Inoltre, il rispetto delle convinzioni religiose di alcuni genitori non può prescindere dalle convinzioni degli altri genitori. È in questo crocevia che si colloca la decisione dei giudici di Strasburgo che, in ossequio al loro mandato, devono garantire equilibri difficili, evitare ingiustificate prevaricazioni, assicurare la tutela d’ogni diritto.
Non si può ricorrere, infatti, all’argomento maggioritario, come incautamente aveva fatto il Tar del Veneto, che per primo aveva respinto la richiesta di togliere il crocifisso dalle aule, ricorrendo ai risultati di un sondaggio che sottolineava come la grande maggioranza degli interpellati fosse a favore del mantenimento di quel simbolo.

Un grande teorico del diritto, Ronald Dworkin, ha ricordato che «l’istituzione dei diritti è cruciale perché rappresenta la promessa della maggioranza alla minoranza che la sua dignità ed eguaglianza saranno rispettate. Quando le divisioni tra i gruppi sono molto violente, allora questa promessa, se si vuole far funzionare il diritto, dev’essere ancor più sincera». La garanzia del diritto, fosse pure quella di uno solo, è sempre un essenziale punto di riferimento per misurare proprio la tenuta di uno Stato costituzionale.

Guai a considerare la sentenza di ieri come un documento che apre un insanabile conflitto, che nega l’identità europea, che è "sintomo di una dittatura del relativismo", addirittura "un colpo mortale all´Europa dei valori e dei diritti". Soprattutto da chi ha responsabilità di governo sarebbe lecito attendersi un linguaggio più sorvegliato. Non vorrei che, abbandonandosi a queste invettive e parlando di una "corte europea ideologizzata", si volesse trasferire in Europa lo stereotipo devastante dei giudici "rossi", che tanti guai sta procurando al nostro paese. Allo stesso modo sarebbe sbagliato se il fronte "laicista" cavalcasse il pronunciamento per rilanciare una battaglia anti-cristiana.

Mantenendo lucidità di giudizio, si dovrebbe piuttosto concludere che la sentenza della Corte europea vuole sottrarre il crocifisso a ogni contesa. In questo è la sua superiore laicità. Viviamo tempi in cui la difesa della libertà religiosa non può essere disgiunta dal rispetto del pluralismo, da una riflessione più profonda sulla convivenza tra diversi. L’ossessione identitaria, manifestata anche in questa occasione e che percorre pericolosamente i territori dell’Unione europea, era lontanissima dai pensieri e dalla consapevolezza che ispirarono i padri fondatori dell’Europa, tra i quali i cattolici Alcide De Gasperi e Konrad Adenauer, che proprio quando si scrisse la Convenzione sui diritti dell’uomo nel 1950, quella sulla quale è fondata la sentenza di ieri, mai cedettero alla tentazione di ancorarla a "radici cristiane", che avrebbero introdotto un elemento di divisione nel momento in cui si voleva unificare l’Europa, anche intorno all’eguale diritto di tutti e di ciascuno. Dobbiamo rimpiangere quella lungimiranza?
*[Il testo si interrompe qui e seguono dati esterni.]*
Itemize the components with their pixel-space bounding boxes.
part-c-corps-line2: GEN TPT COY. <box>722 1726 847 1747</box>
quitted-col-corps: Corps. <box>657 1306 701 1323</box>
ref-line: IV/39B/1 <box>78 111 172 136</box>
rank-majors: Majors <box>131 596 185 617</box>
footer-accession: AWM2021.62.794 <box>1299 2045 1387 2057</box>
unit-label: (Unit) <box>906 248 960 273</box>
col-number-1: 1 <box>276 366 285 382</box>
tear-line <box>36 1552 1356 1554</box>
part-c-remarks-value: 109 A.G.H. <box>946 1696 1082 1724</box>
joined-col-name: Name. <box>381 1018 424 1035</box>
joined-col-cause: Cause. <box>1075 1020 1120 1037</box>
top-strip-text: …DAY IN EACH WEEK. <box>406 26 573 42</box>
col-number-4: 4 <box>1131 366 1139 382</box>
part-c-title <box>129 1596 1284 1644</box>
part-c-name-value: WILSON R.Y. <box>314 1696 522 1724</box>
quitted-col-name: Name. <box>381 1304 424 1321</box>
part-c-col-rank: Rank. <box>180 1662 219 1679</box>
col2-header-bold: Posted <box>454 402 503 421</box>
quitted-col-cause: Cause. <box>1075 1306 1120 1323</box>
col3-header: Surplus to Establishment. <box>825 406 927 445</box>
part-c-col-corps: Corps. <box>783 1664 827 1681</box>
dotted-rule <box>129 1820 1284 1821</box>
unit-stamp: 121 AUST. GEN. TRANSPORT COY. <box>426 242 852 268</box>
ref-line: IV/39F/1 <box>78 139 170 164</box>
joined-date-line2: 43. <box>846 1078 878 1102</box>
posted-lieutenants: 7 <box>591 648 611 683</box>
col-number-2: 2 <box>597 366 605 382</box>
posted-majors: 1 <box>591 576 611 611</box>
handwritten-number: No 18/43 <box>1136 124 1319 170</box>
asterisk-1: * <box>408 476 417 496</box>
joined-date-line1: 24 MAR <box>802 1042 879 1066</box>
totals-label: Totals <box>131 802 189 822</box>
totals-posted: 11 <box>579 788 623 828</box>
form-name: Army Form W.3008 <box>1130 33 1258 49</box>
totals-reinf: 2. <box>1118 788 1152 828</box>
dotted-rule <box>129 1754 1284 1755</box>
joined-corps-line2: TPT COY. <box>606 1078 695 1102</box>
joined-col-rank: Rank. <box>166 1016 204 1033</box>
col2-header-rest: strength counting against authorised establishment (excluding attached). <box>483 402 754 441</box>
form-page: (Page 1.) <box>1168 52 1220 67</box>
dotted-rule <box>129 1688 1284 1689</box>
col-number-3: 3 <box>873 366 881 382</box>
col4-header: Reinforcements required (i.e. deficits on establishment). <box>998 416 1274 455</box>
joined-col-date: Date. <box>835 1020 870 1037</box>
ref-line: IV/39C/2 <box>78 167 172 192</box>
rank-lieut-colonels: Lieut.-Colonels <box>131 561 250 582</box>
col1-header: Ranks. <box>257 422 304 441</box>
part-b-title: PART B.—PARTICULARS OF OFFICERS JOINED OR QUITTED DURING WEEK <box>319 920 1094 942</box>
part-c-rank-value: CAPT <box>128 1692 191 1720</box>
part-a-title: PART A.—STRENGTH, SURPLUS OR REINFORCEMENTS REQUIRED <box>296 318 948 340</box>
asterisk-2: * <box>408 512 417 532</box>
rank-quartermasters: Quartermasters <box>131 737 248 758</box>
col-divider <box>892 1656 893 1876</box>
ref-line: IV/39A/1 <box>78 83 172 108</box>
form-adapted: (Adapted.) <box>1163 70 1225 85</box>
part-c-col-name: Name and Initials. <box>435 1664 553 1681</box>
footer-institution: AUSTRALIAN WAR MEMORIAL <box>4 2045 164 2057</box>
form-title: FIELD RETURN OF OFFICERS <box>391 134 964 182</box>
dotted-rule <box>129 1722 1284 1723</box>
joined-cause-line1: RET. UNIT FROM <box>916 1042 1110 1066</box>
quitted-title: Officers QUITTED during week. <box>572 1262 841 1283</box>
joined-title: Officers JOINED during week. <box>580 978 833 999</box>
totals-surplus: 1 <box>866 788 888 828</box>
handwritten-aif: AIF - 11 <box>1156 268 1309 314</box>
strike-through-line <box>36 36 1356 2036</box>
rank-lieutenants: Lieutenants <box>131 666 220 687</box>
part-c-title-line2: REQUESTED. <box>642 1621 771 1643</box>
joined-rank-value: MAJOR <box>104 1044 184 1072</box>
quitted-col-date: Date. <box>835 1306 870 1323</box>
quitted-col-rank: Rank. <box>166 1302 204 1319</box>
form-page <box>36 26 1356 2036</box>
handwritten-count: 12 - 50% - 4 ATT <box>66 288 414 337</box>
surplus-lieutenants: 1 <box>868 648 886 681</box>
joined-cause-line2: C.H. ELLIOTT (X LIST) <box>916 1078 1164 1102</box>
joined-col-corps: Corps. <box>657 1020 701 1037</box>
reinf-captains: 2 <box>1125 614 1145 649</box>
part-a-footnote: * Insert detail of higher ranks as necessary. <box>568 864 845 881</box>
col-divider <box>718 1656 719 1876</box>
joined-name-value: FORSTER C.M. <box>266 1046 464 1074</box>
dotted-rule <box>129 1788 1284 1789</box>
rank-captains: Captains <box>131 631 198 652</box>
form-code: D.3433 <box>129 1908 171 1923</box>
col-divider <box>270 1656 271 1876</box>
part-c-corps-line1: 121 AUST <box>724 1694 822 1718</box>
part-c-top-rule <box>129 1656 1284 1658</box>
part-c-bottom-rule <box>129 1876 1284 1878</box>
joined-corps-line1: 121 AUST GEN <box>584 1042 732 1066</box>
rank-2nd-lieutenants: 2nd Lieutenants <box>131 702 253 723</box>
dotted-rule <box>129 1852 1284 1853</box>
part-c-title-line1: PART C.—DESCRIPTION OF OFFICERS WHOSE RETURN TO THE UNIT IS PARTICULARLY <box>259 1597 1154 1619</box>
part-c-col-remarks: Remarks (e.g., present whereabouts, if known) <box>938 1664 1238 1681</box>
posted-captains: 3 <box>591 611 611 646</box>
Questa sentenza ci porta verso un’Europa più ricca, verso un’Italia in cui si rafforzano le condizioni della convivenza tra diversi, dove acquista pienezza quel diritto all’educazione dei genitori che i cattolici rivendicano, ma che deve valere per tutti. Libera anche il mondo cattolico da argomentazioni strumentali che, pur di salvare quella presenza sui muri delle scuole, riducevano il simbolo drammatico della morte di Cristo a una icona culturale, ad una mediocre concessione compromissoria ai partiti d’ispirazione cristiana (così è scritto nella memoria presentata a Strasburgo della nostra Avvocatura dello Stato). L’Europa ci guarda e, con il voto unanime dei suoi giudici, ci aiuta.